End of the `Dream' for Sun &Moon

The new U.S. book deal, however, put a halt to some nice sales for tiny, Los Angeles-based Sun &Moon Press. The house had been publishing the U.S. edition of Dream Story since 1995 and had seen its typical 1000-copy-annual sales double in the last year or so just due to the mere rumor that the Kubrick film was based on it. Sun &Moon's contract to be the U.S. publisher of Dream Story was up this past August, but rather than allowing Sun &Moon the typical renewal, Fischer pulled back the rights to await the new film tie-in deals.

While Sun &Moon publisher Douglas Messerli joked to PW that perhaps Fischer and the Schnitzler estate could have been "magnanimous and given a small press a chance," he noted that "in the end I'm relieved not to do the book, because it probably would have required an upfront print run that would have been difficult for me." (Warner has yet to set a print run.)

More disappointing to Messerli, however, is the current lack of availability of the book: "I'd say every day I get about 15 calls from people wanting the book now."

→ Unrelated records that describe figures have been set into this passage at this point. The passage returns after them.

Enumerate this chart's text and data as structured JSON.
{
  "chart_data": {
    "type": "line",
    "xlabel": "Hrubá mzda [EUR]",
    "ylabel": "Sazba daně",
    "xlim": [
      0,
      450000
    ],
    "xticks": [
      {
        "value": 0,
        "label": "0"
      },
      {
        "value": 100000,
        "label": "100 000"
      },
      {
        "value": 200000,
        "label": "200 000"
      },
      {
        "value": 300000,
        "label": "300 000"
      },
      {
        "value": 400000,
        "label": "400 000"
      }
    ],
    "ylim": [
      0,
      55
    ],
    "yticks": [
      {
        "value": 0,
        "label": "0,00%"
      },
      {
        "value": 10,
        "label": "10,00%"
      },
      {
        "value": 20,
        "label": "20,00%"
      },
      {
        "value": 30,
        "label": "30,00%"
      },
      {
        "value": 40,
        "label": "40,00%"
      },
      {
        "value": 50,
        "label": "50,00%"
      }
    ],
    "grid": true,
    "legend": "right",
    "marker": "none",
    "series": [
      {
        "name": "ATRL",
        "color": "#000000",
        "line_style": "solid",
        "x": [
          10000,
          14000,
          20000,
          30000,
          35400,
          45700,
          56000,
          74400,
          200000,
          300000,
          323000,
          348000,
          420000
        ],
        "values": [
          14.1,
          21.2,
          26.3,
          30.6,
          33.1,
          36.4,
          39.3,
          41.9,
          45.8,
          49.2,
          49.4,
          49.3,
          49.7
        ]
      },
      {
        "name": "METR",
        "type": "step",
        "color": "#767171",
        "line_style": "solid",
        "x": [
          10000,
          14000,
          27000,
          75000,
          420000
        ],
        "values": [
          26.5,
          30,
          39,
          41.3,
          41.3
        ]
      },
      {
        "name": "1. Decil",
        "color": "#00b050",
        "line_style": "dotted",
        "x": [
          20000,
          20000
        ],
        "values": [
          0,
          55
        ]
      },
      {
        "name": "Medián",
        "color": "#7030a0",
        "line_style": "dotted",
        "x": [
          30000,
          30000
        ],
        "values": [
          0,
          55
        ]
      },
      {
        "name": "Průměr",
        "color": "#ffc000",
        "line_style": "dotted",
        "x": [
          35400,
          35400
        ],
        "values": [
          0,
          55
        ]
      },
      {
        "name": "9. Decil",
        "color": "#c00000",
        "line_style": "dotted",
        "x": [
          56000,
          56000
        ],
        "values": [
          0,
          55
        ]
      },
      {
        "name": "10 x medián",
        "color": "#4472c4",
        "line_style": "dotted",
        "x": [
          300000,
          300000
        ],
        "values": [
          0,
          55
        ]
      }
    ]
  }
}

No Preview means Post-Movie Tie-in Release

Warner's new U.S. edition won't be out until after the film. It will ship in August, and the hush-hush nature of this film allows for no preview of material.

"We have to wait to get the edited screenplay e-mailed to us after the film is released," said Pockell.

And at press time, the complications in this tricky publishing venture continued. Warner's plan to include a 16-page photo insert of movie stills is now scrapped, since Cruise and/or his representatives objected to releasing these images before the film's international release on September 16.

Penguin U.K., which originally expected to release the book along with Warner, will now wait to publish its book in September in order to include the stills. Warner has decided to go ahead and publish the book with only the movie poster art on the cover for illustration.

It's all rather frustrating, especially since the images Warner can't use will probably leak out over the Internet soon after the film's July release, just as the images from another high-profile movie, Star Wars Episode I: The Phantom Menace, did. And with the restrictions, the house is missing out on the on the typical publicity and sales-generating strategy of publishing a tie-in book before the film release.

But Pockell remains philosophical about this take-what-you-can-get project.

"Of course we would have liked to release this earlier," he said. "But this is going to be an important book whenever it comes out."